An eConsultancy report on conversion rate optimization found that companies who see higher CRO rates typically use 90 percent more ways to segment visitors. Instead of merely segmenting by behavior, for instance, these companies also use geographic, demographic, social media, transactional, engagement, preferences, and media interaction data as well. This helps us figure out who to target, how to engage customers, how to encourage customers to purchase more or more frequently, how to nurture leads, how people interact with the site, and much more. Segmentation is a crucial component of CRO – but how do you start?
First, trot over to Google Analytics. You can opt to use segmentation software or services, but Google offers advanced tools that can help you get a clearer picture of your traffic. Another great feature is that you can analyze data retroactively, so you can get an even more broad, deep idea of what is going on. Enter your website profile (if you have more than one website, the segments will apply to each, so you don’t have to do them each separately) and go to Advanced Segments.
There is a list of default segments on the left side of the screen. On the right is a list of custom settings, as well as the option to “+ New Custom Segment.” Say you want to track all visitors from Camden and Enfield. You name that segment (something clever like “Camden and Enfield”) and then:
Include > Region (find or type this into this field) > Containing “Exactly Match” > Camden and Enfield.

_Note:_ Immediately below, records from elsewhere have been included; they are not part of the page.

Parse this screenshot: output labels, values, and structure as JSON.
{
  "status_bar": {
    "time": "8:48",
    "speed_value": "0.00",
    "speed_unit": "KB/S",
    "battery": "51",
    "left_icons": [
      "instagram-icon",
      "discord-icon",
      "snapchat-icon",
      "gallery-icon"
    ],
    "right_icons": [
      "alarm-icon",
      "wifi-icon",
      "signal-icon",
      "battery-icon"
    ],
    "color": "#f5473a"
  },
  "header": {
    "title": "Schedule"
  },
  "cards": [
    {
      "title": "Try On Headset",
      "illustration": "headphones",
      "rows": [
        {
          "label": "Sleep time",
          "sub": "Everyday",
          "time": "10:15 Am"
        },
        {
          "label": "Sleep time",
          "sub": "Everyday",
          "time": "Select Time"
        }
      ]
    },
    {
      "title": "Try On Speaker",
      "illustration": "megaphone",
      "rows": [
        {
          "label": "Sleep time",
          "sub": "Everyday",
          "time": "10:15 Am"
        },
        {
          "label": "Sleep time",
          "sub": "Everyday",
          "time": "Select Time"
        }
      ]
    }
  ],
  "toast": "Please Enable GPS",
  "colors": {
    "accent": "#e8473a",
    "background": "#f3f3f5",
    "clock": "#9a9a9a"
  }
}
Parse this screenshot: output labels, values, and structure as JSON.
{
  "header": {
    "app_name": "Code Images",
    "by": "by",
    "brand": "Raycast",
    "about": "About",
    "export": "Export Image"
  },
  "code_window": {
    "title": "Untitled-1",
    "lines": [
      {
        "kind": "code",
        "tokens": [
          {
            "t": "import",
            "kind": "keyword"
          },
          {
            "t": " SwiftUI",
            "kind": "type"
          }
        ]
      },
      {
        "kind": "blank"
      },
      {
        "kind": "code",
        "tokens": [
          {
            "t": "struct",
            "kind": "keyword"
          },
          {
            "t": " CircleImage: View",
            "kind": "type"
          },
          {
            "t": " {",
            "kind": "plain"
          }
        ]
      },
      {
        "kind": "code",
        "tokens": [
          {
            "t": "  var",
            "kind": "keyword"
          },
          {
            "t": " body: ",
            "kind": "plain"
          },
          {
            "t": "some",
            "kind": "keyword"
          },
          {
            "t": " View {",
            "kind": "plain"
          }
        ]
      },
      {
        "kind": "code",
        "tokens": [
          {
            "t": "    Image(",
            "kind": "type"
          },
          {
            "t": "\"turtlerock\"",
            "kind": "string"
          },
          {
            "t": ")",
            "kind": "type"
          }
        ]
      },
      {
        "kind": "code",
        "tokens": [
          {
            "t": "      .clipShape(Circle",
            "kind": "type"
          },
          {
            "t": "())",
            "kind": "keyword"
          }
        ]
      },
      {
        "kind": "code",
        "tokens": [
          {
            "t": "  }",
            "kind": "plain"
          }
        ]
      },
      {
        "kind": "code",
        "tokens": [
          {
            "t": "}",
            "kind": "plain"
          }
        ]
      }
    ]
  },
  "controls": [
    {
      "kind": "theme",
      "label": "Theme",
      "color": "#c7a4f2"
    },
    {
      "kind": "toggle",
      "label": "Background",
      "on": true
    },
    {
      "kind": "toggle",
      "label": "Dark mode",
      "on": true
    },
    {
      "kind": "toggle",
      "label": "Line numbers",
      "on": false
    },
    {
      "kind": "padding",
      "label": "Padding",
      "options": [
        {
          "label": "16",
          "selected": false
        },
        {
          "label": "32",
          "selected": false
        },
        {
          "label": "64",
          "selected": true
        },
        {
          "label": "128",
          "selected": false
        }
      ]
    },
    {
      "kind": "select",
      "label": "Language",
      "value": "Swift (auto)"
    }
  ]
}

You can further hone in on your segment. Under “Add AND statement” you can choose dimensions such as source, keywords, referral path, revenue, etc. You may choose to further narrow in on traffic from Camden and Enfield that result in revenue of a certain amount. You can choose up to 20 “AND statements.”

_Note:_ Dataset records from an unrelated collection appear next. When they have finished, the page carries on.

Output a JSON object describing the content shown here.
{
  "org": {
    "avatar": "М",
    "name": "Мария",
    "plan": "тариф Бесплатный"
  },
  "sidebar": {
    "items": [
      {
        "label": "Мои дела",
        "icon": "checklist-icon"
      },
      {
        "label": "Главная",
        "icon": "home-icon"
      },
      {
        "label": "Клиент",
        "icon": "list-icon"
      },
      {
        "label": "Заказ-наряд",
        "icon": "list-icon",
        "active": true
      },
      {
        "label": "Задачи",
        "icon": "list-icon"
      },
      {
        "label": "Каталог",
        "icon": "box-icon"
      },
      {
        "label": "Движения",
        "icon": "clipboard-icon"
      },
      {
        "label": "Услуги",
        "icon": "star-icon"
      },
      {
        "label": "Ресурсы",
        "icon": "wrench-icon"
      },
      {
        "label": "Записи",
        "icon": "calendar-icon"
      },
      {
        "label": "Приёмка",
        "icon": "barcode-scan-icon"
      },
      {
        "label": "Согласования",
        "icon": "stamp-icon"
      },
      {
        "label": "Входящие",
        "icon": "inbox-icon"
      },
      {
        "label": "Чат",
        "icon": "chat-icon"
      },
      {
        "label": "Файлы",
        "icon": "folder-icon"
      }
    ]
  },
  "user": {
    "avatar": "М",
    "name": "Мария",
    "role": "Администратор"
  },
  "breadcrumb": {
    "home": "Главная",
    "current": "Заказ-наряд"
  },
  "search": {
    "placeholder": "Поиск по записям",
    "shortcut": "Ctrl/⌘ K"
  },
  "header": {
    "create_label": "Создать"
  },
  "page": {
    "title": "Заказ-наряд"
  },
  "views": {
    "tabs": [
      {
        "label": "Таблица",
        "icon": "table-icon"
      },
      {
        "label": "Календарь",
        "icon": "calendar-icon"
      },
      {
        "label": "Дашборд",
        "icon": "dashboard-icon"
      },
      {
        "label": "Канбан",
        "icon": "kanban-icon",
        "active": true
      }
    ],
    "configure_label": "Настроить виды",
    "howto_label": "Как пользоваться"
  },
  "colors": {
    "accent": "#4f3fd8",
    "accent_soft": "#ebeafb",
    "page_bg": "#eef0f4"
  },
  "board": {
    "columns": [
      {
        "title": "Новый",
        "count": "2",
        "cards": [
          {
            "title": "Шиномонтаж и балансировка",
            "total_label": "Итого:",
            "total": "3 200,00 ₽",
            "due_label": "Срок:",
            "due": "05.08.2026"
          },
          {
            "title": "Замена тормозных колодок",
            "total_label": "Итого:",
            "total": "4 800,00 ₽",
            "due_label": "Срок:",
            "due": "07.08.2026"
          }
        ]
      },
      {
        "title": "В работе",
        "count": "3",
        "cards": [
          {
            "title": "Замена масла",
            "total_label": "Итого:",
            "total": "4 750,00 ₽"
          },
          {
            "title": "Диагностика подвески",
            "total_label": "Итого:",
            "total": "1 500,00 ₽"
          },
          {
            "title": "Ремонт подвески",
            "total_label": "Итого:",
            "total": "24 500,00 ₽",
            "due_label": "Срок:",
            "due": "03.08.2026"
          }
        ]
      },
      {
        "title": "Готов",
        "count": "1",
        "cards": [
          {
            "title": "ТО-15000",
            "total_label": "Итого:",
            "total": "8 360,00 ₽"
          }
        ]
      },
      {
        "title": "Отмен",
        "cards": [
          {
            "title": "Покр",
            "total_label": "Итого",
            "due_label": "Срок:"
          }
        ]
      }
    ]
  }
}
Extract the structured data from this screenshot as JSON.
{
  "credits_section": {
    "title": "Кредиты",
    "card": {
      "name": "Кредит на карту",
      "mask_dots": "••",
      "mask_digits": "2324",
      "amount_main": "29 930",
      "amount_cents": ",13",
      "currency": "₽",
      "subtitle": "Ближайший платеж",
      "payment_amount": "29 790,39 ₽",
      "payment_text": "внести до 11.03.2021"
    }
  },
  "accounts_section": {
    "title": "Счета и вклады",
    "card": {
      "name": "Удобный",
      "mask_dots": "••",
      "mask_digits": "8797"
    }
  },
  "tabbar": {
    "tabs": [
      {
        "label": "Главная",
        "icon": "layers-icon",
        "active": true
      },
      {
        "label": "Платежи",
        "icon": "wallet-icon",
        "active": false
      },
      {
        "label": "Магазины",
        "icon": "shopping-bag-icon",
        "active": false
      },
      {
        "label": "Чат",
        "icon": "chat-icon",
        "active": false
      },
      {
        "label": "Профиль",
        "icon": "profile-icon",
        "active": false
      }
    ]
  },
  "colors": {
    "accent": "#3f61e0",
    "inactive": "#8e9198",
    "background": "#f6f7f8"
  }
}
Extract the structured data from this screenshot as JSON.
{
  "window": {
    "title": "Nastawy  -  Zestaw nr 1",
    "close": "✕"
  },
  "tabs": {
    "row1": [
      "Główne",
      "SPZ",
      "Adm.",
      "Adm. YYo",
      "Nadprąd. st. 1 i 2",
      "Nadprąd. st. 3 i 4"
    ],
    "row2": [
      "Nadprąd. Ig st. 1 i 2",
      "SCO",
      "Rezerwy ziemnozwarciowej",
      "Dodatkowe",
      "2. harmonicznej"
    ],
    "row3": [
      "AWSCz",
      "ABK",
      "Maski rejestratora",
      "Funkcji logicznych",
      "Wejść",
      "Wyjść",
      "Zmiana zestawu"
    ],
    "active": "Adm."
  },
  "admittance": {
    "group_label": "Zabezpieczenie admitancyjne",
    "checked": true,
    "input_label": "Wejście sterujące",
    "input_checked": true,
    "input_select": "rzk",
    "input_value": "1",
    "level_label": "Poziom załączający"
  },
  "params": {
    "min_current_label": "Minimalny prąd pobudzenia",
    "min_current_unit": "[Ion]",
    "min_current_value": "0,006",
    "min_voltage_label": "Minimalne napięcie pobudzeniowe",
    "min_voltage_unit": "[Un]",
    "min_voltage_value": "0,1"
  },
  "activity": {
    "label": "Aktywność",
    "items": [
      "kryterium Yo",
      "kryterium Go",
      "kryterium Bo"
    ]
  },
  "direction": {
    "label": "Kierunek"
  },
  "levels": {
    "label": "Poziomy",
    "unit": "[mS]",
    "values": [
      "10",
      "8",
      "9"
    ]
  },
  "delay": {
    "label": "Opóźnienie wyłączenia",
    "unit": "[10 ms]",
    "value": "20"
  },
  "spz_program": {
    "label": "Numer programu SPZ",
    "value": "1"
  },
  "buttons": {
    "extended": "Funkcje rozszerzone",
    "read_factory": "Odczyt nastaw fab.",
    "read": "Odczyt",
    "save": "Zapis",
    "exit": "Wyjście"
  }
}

You can preview your segment to see a graph of the traffic that meets those parameters. You can also look at those numbers in relation to the overall traffic. From here, you can begin analyzing your traffic. Do customers from this group tend to stay on the site longer? Do customers from this group abandon items in their cart? Do people of this age or demographic fall off on page X? You can ask any number of questions in order to pinpoint changes that can make your site more effective.